Cars won’t come until the batteries are affordable, and batteries won’t be affordable until the automakers purchase a lot of them. This year, though, the world’s top two automakers made firm commitments to lithium-ion technology.

Toyota, the world’s biggest and most profitable car company, said that late next year it will put lithium-ion batteries in an unspecified hybrid vehicle. It will also test a fleet of plug-in hybrids, using nickel-metal-hydride cells, that are able to run a few kilometers on batteries alone. Today’s Prius can do that for only a couple of minutes, and then only at speeds of less than 50 km/h.

General Motors is playing catch-up--but with a vengeance. Late this year, it expects to finally launch its first hybrids able to run in all-electric mode, if only for a minute or two. GM recently said it will ”soon” offer a true plug-in, with an all-electric range of 16 km (10 miles), although it hasn’t committed to a launch date, saying that the batteries aren’t yet ready. GM is also planning to build a true series hybrid--the Chevrolet Volt, first shown as a concept vehicle in January.

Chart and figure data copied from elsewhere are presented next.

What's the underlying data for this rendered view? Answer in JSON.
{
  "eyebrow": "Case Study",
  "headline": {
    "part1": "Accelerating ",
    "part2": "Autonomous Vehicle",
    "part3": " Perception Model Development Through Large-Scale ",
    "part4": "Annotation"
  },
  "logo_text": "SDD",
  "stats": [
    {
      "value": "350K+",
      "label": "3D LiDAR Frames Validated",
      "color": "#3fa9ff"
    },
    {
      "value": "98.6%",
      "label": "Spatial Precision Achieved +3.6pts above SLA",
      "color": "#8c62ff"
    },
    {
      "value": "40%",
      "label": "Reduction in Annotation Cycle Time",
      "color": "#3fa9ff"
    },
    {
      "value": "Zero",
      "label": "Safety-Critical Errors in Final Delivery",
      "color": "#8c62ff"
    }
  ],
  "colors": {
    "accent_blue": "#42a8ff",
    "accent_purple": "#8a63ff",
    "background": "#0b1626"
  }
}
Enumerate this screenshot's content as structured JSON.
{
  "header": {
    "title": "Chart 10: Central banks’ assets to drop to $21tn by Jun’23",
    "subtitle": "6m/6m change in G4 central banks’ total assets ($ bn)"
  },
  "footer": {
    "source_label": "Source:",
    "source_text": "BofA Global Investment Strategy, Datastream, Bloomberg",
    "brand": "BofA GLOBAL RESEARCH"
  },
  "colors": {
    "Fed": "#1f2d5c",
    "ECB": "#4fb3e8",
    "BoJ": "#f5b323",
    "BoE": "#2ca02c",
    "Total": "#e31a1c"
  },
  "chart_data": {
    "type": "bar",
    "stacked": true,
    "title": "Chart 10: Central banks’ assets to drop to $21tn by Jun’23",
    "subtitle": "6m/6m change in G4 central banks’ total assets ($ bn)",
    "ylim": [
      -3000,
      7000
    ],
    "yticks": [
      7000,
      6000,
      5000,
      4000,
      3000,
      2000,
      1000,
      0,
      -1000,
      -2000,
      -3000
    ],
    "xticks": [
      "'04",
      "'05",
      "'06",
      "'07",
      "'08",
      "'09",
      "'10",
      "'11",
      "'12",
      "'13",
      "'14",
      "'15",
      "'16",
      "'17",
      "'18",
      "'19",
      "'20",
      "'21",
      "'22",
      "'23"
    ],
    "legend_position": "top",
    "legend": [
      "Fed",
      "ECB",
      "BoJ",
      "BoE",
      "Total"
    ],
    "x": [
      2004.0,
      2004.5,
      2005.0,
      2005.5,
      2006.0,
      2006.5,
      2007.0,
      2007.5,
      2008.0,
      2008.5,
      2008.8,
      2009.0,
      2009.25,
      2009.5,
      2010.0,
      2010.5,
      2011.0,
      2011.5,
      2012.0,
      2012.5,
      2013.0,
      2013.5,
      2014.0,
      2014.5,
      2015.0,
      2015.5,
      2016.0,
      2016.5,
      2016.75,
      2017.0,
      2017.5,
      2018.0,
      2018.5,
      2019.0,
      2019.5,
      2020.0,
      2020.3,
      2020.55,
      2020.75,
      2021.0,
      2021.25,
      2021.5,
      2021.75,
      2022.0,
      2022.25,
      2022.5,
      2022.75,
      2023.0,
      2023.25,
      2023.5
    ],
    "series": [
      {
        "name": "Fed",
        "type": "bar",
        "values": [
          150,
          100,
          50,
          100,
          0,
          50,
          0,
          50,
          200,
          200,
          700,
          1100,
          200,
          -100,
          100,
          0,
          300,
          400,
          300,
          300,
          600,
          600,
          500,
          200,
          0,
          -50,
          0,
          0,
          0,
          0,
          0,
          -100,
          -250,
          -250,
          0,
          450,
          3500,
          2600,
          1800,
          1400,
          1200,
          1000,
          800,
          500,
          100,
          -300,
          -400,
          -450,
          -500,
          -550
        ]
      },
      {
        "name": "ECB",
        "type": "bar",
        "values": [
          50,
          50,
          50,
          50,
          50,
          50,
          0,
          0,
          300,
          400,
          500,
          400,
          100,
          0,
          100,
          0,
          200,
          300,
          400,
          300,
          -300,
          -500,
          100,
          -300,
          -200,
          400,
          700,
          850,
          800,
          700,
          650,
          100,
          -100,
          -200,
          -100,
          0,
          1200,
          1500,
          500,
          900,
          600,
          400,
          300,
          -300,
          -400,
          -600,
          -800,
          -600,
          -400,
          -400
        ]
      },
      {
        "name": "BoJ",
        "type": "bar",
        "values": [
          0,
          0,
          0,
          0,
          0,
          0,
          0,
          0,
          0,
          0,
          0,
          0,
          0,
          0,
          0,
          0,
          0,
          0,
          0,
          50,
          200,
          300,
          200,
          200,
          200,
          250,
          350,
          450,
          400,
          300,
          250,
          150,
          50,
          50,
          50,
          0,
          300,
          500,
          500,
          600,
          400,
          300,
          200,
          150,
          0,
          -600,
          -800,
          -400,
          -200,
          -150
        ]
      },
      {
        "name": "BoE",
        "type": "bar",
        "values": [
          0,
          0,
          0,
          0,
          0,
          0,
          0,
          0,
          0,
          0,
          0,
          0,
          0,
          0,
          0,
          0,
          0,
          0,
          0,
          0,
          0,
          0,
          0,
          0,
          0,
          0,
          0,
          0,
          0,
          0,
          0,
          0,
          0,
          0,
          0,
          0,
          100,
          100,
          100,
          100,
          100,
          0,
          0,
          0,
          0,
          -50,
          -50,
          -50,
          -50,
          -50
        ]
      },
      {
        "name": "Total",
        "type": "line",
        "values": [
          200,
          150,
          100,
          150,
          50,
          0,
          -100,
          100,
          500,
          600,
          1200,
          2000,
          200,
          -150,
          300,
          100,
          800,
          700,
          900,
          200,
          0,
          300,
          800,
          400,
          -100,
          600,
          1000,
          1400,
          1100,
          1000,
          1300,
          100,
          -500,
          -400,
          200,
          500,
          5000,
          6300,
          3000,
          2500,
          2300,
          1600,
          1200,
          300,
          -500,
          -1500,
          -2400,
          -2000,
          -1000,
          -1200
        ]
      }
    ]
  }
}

Why aren’t the batteries ready for prime time? There are lots of reasons, including cell life and cost, but perhaps the biggest of all is safety. Remember last year’s vivid videos of flaming laptops? Nobody was hurt, but the resulting recall of millions of lithium-ion batteries was a black eye for Sony and other major vendors. If a lithium-ion powered minivan carrying a family were to burst into flames, the resulting fiasco could set the industry back a decade. And it’s no use arguing that something like 250 000 gasoline-powered cars catch fire every year in the United States alone. New products are held to a higher standard.

Safety is key, and it all comes down to preventing fires and explosions. These catastrophes happen when a cell shorts out, gets hot, and starts an exothermic oxidizing reaction that kicks the temperature to hundreds of degrees Celsius in a fraction of a second. The heat then shorts out adjacent cells to produce a runaway thermal reaction that can be spectacular (just ask Sony). And, unlike a gasoline fire, the conflagration can’t be smothered, because it gets oxygen from the cell’s intrinsic chemistry.

Field failures occur once in every 5 million to 10 million of the most common lithium-ion cells, those known as the 18650 design, according to Brian Barnett, a technology analyst at Tiax, a consulting firm. Of course, the more cells there are in a battery pack, the greater the chance of a problem. Although it’s clear that impurities introduced during manufacturing are largely to blame, the mechanism remains unclear.

There are several ways to make the new technology safe enough for cars. One, perhaps transitional, approach is to link large numbers of small cells in networks--as the Tesla does--with safeguards to ensure that a problem in one cell cannot propagate to others. A123 and some other start-ups instead chose to focus on the fundamental reactions in the cell.